Sometimes he manages to test the bed springs at the same time, by sitting on the edge of the bed whilst testing the t.v. At others he merely tests my patience by standing stock still right next to the suitcase stand so that I have to weave around him, but such is the concentration needed to find the sports channel I know any protestations will fall on deaf ears.

Wherever we fetch up, it feels like home right away.

The preliminaries over we are free to sally forth and spy out the land. The silvery sun-lit sea was shot just approaching sun-set from the bridge between Teignmouth and Shaldon. The other shot was taken some hours later as we returned from our first visit to a jazz cafe.

Thursday, 1 April 2010

Easter Holidays Anyone?

It is has been a by-word with me for years that no matter how late Easter falls, it is still always too early in the year to go away. Well that's how it is in Britain anyway.
No matter how many daffodils are nodding in the breeze the breeze they are nodding in is decidedly nippy, and the little lambs leaping in the fields need those woolly coats.
It may look nice if the sun's out but it's all best seen through a window, and preferably one not too far from my own cosy hearth.
So this year when we are experiencing the worst freakishly cold weather for decades, (even snow further north!) am I looking forward to a snug Easter at home? Am I buffaloes! No, this year we have
decided to go down to Cornwall for a few days to take in the Eden Project.
Of course the suitcase will be bulging with all the different layers that life in spring-time Britain normally demands, - and then some. Thank goodness we are going by car and nobody need ever know that I would rather carry all of my wardrobe with me than risk being cold.
Because we are both Welsh we take getting wet as a matter of course.
Anyway I'll let you know what occurred when I get back.

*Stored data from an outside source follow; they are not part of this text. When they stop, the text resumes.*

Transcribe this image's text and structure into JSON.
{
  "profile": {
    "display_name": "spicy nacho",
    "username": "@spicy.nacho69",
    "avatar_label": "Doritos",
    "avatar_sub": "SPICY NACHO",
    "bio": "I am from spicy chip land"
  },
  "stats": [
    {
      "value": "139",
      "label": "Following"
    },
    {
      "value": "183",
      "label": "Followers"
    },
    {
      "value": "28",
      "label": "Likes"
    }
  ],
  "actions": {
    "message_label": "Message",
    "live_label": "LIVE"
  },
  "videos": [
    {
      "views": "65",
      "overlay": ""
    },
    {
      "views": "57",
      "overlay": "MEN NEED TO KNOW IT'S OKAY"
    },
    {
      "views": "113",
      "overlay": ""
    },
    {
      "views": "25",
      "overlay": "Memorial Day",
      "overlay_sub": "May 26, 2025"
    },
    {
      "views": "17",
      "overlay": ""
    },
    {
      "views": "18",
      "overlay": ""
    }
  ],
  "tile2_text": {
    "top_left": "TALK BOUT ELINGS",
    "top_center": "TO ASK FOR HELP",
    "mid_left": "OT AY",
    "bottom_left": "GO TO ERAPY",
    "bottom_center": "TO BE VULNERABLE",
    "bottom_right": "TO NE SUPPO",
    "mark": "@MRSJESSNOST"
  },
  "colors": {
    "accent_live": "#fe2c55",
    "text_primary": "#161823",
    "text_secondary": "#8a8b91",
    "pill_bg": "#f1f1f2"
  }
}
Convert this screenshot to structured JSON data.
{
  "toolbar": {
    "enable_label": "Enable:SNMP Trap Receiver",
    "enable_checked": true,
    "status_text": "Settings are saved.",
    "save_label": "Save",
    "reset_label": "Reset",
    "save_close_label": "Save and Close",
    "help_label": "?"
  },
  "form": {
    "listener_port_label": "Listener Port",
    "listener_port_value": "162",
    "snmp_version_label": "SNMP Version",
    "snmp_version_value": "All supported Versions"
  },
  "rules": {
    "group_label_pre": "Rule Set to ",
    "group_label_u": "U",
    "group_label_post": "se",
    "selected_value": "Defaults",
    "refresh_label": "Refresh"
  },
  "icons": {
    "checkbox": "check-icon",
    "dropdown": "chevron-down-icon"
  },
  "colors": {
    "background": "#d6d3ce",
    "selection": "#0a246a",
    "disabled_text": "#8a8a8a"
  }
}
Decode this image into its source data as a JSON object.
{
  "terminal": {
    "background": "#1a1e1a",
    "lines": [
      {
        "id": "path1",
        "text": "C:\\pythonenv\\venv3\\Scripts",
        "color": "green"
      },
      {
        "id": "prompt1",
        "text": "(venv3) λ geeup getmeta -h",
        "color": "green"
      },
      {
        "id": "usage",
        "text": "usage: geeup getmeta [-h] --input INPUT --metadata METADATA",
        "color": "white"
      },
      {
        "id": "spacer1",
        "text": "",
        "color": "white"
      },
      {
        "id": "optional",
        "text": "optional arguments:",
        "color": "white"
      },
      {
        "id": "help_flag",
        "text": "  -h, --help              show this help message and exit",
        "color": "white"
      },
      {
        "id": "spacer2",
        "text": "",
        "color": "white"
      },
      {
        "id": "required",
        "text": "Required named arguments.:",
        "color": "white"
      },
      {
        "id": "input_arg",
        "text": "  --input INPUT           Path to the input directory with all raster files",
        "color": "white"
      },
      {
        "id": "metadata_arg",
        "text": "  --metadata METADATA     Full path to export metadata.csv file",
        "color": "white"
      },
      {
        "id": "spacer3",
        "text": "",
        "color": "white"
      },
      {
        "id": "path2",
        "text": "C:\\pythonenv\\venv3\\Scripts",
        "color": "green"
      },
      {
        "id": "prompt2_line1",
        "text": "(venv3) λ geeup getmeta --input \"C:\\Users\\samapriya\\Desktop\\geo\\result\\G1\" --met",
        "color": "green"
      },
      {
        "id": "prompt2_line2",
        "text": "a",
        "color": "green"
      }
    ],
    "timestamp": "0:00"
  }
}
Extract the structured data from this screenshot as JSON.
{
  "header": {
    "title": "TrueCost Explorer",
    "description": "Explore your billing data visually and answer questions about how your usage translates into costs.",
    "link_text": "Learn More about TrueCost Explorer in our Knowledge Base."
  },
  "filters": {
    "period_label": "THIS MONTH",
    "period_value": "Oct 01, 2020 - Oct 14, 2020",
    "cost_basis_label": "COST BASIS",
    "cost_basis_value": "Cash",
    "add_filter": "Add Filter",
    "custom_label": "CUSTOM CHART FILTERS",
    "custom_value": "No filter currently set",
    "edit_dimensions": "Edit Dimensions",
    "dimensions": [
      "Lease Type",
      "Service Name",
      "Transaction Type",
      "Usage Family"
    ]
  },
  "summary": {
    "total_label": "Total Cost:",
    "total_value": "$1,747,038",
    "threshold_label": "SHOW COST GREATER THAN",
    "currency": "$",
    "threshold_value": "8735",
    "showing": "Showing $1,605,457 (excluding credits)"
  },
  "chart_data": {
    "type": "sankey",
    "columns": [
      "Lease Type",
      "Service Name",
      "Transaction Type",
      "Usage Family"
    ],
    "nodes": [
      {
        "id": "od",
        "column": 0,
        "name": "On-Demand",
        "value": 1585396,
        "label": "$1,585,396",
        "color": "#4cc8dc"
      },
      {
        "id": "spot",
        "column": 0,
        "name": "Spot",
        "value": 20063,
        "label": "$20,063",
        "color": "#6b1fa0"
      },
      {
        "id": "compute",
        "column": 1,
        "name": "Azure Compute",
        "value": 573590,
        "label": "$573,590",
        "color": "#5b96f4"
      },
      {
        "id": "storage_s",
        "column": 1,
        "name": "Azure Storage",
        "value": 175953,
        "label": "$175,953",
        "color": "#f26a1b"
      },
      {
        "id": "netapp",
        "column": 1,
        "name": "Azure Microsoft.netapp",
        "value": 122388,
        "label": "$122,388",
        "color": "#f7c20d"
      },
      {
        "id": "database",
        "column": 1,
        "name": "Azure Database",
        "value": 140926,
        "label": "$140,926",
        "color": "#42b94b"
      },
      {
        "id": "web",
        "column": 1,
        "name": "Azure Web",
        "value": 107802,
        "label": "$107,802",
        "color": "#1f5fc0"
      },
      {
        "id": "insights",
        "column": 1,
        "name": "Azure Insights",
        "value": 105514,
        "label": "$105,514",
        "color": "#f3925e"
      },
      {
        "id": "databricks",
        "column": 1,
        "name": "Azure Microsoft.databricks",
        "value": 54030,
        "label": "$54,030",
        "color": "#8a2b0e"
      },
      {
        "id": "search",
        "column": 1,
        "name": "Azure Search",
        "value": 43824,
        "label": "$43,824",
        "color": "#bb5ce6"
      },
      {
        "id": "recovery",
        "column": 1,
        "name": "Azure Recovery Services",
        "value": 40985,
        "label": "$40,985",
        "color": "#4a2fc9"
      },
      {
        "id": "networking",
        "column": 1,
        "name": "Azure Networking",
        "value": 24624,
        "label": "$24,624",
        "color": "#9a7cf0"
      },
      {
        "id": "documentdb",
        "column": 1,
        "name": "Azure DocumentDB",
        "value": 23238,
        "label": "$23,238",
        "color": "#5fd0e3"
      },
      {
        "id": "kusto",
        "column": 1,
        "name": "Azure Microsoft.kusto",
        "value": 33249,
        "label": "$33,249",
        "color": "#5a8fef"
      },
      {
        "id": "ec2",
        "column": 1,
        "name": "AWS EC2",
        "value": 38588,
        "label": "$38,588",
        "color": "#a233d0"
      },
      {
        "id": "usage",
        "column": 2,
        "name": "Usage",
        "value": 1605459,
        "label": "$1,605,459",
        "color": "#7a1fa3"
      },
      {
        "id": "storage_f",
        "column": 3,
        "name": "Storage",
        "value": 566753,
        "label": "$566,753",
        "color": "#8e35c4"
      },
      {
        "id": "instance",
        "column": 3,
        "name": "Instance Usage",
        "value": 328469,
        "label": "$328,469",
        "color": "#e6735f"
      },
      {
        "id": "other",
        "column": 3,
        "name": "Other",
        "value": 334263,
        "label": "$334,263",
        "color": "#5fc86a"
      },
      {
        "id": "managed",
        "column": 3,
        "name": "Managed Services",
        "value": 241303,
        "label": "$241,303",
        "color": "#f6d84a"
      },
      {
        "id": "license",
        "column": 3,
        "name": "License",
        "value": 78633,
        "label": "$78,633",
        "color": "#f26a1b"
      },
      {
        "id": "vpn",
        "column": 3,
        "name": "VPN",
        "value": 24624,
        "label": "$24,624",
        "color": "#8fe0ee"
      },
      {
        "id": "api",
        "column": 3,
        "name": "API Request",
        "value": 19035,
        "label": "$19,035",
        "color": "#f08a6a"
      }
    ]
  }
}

This small painting was buried in my untidy studio. Looking at it now I think it is well suited to being an "Easter" picture, although it is really one of a series that started with seeing the winter sun coming through some trees in a wood near Kenilworth.
We use the word "buried" quite often just as I have done about the painting, when something we are looking for is hidden amongst other stuff, but the only time we are likely to use the word "resurrection" is when something's been brought back from disuse and obscurity. Like an old skirt that's come back into fashion maybe.
Strange that when Easter has far more to do with life out of death "resurrection" than anything else, the things which spring to mind when we mention it are usually "chocolate eggs", "crowded airports", or "It's too early to be going away".

Easter is about new life,
hope re-born.
May you know these Easter Blessings in abundance.